Gabriela Albuquerque
LITORAL,
LITERAL,
LUTORAL.
Exposição no Coletivo Amarelo.
Lisboa, 2023.
Por que as súbitas mortes acontecidas em dias profundos, de sol, te impressionam e te comovem?
Mário Peixoto, A voz da grande calmaria.
Em seu texto Um mar que se desarma em letras: litoral, literal, lutoral, o psicanalista Edson Luiz André de Souza aborda o livro Morte em Pleno Verão do escritor Yukio Mishima. Na trama, num dia ensolarado e quente de verão, uma jovem mãe perde dois de seus três filhos num afogamento enquanto fazia uma sesta. A história é analisada a partir do conceito de Lituraterra de Jacques Lacan pois “o litoral marca o encontro dos heterogêneos e, por isto, Lacan sublinha com todas as letras que `decisiva é apenas a condição litoral´”. A tragédia passa-se numa praia que nos “faz lembrar nossas saudosas praias de infância”, assim como a série de pinturas Inúteis Paisagens de Gabriela Albuquerque. Durante o pior período da pandemia de COVID 19, a artista caminhava diariamente por praias paradisíacas do litoral lisboeta e representava-as incessantemente em pinturas de vários tamanhos. Possivelmente perguntava-se para que tanta beleza se há tanta tragédia acontecendo no mundo?

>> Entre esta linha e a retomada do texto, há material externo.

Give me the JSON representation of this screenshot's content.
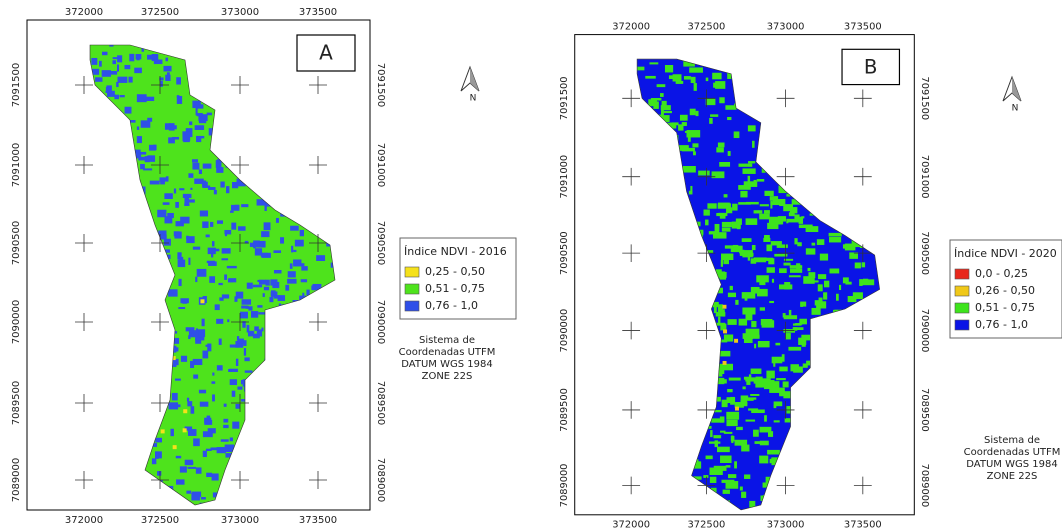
{
  "panels": [
    {
      "label": "A",
      "north": "N",
      "x_labels": [
        "372000",
        "372500",
        "373000",
        "373500"
      ],
      "y_labels": [
        "7091500",
        "7091000",
        "7090500",
        "7090000",
        "7089500",
        "7089000"
      ],
      "legend": {
        "title": "Índice NDVI - 2016",
        "items": [
          {
            "label": "0,25 - 0,50",
            "color": "#f5e11a"
          },
          {
            "label": "0,51 - 0,75",
            "color": "#4ee31c"
          },
          {
            "label": "0,76 - 1,0",
            "color": "#2f4fe8"
          }
        ]
      },
      "crs": [
        "Sistema de",
        "Coordenadas UTFM",
        "DATUM WGS 1984",
        "ZONE 22S"
      ]
    },
    {
      "label": "B",
      "north": "N",
      "x_labels": [
        "372000",
        "372500",
        "373000",
        "373500"
      ],
      "y_labels": [
        "7091500",
        "7091000",
        "7090500",
        "7090000",
        "7089500",
        "7089000"
      ],
      "legend": {
        "title": "Índice NDVI - 2020",
        "items": [
          {
            "label": "0,0 - 0,25",
            "color": "#e8281c"
          },
          {
            "label": "0,26 - 0,50",
            "color": "#f0c818"
          },
          {
            "label": "0,51 - 0,75",
            "color": "#3ee41c"
          },
          {
            "label": "0,76 - 1,0",
            "color": "#0a14e6"
          }
        ]
      },
      "crs": [
        "Sistema de",
        "Coordenadas UTFM",
        "DATUM WGS 1984",
        "ZONE 22S"
      ]
    }
  ]
}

Há mais de 30 anos, o litoral, esse lugar idílico, foi palco da súbita e dramática morte de seu pai. Gabriela teve de caminhar inúmeras vezes pela paisagem da praia do Guincho para retornar para a praia da infância, onde viveu seu maior infortúnio. Ela teve de pintar incansavelmente o litoral que frequenta atualmente para poder atravessar o oceano e retornar para a costa paulista. Podemos questionarmo-nos por que a artista nomeia essas paisagens de inúteis. Teria a paisagem alguma utilidade? Para a filósofa Anne Cauquelin, a paisagem é aprendizado da realidade do mundo, a constituição de normas para enquadrar a natureza numa tentativa de controlar o real dentro de quatro bordas. Portanto, a utilidade da pintura de paisagem no Ocidente foi desde o início um projeto de domínio. Para Gabriela Albuquerque, as paisagens são o lutoral, lugar do luto. Em Angola, a calunga significa tanto o mar quanto o além-túmulo.

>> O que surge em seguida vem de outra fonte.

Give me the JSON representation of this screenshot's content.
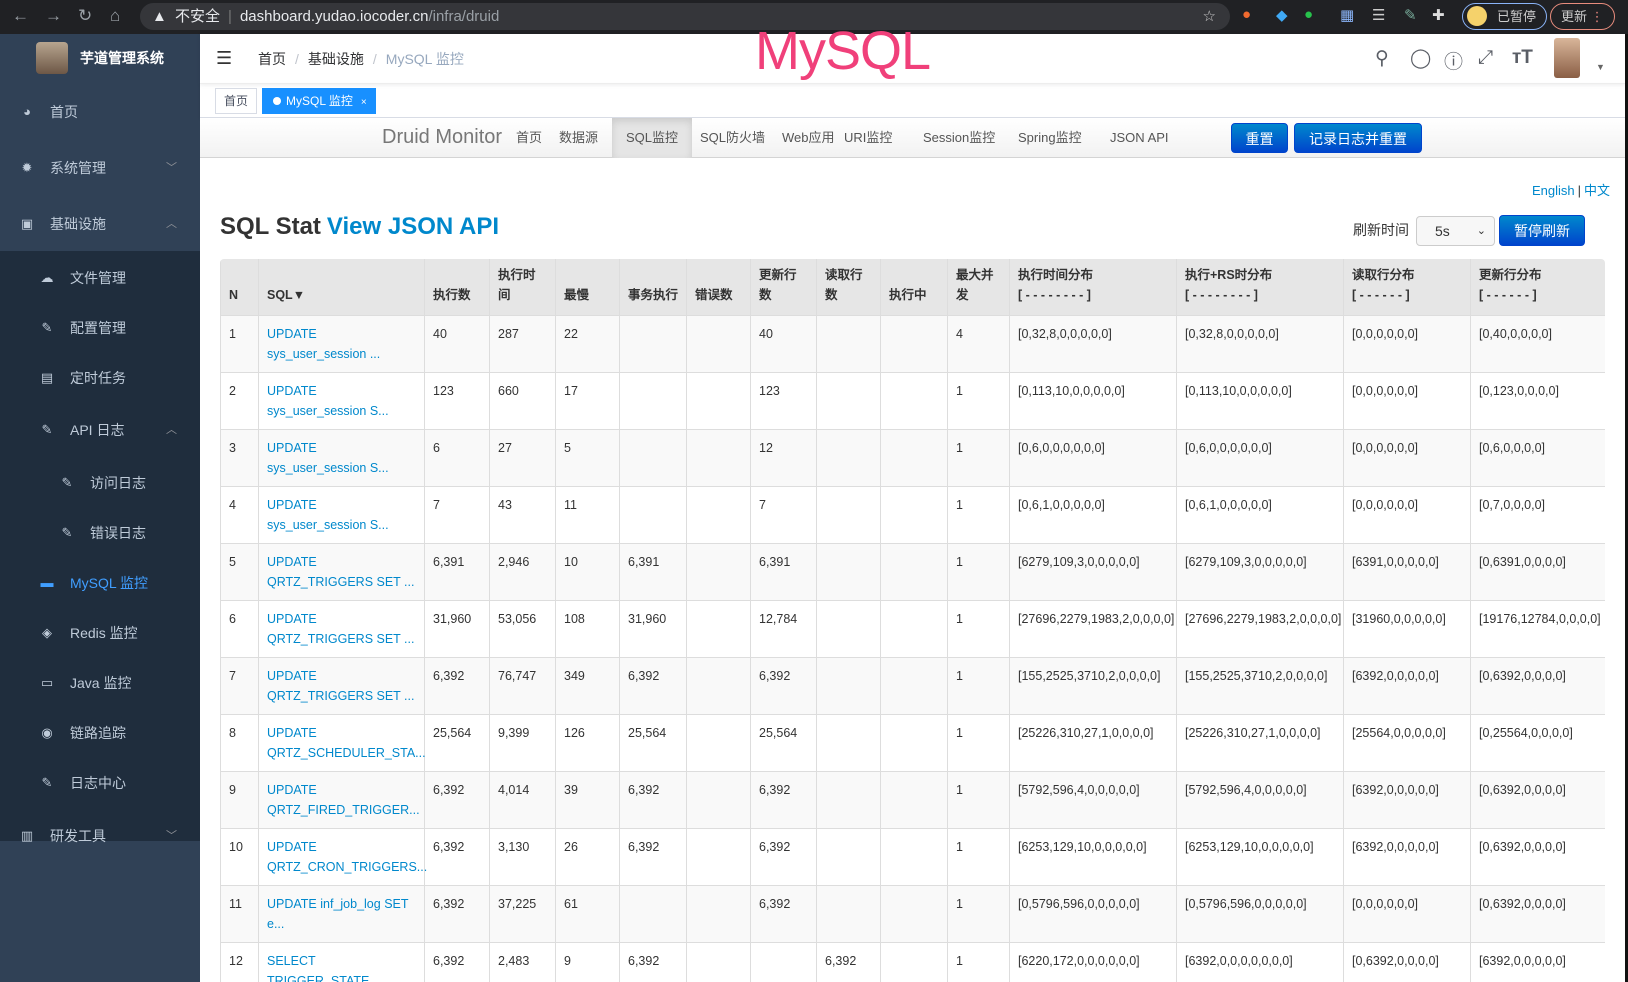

Como num sonho uma casa vermelha desponta e performa uma narrativa que parece não ter começo e nem fim. Ela é a personagem principal da estória contada na série Casa de Praia. Num ritmo e recorte fílmicos, a vemos ao longe, conseguimos vê-la por dentro, mas não percebemos ao certo se ela está sendo engolida pelo mar ou emerge do mar. Essa é a casa em que Gabriela e sua família passavam as férias de verão até uma discussão levá-los a veranear em outra praia, onde a tragédia aconteceu. Depois da morte, um outro corte ocorre, o impedimento de voltar a esta vivenda. Na pintura ela assombra por sua vivacidade e autonomia. É o contrário da literalidade. O poeta Wally Salomão já dizia que a memória é uma ilha de edição e essa condição aparece em praticamente todos os trabalhos presentes nesta primeira exposição individual de Gabriela Albuquerque.

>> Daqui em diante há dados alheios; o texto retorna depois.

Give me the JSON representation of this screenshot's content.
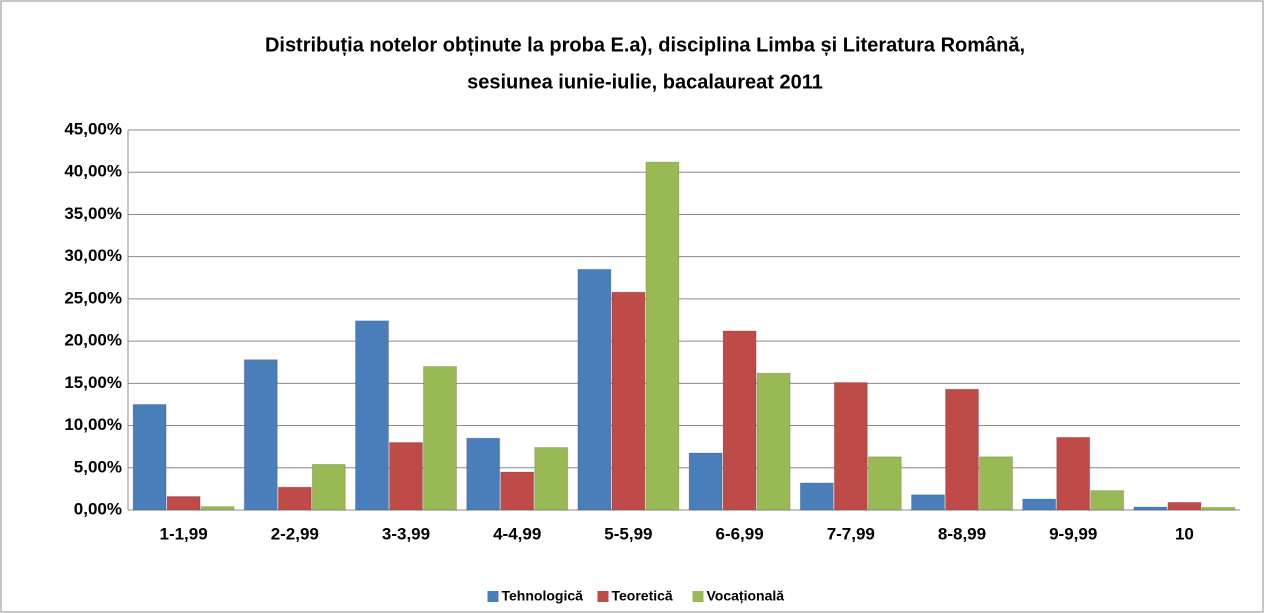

Por sua vez, Chico Diaz ativa outra paisagem tirando partido do mesmo estado onírico. Nas obras apresentadas na Menor Galeria de Lisboa, vemos a resiliência vegetal que germina por entre as pedras. O território é o inverso do litoral, é só terra, aridez. Mas apesar do clima agreste, uma árvore (r)existe. Aqui o encontro dos heterogêneos reside no solo. Se nas paisagens de Gabriela o paradisíaco trata da morte, nas de Chico a desolação trata da vida. Ambas carregam a ambiguidade e o que parece pode não ser.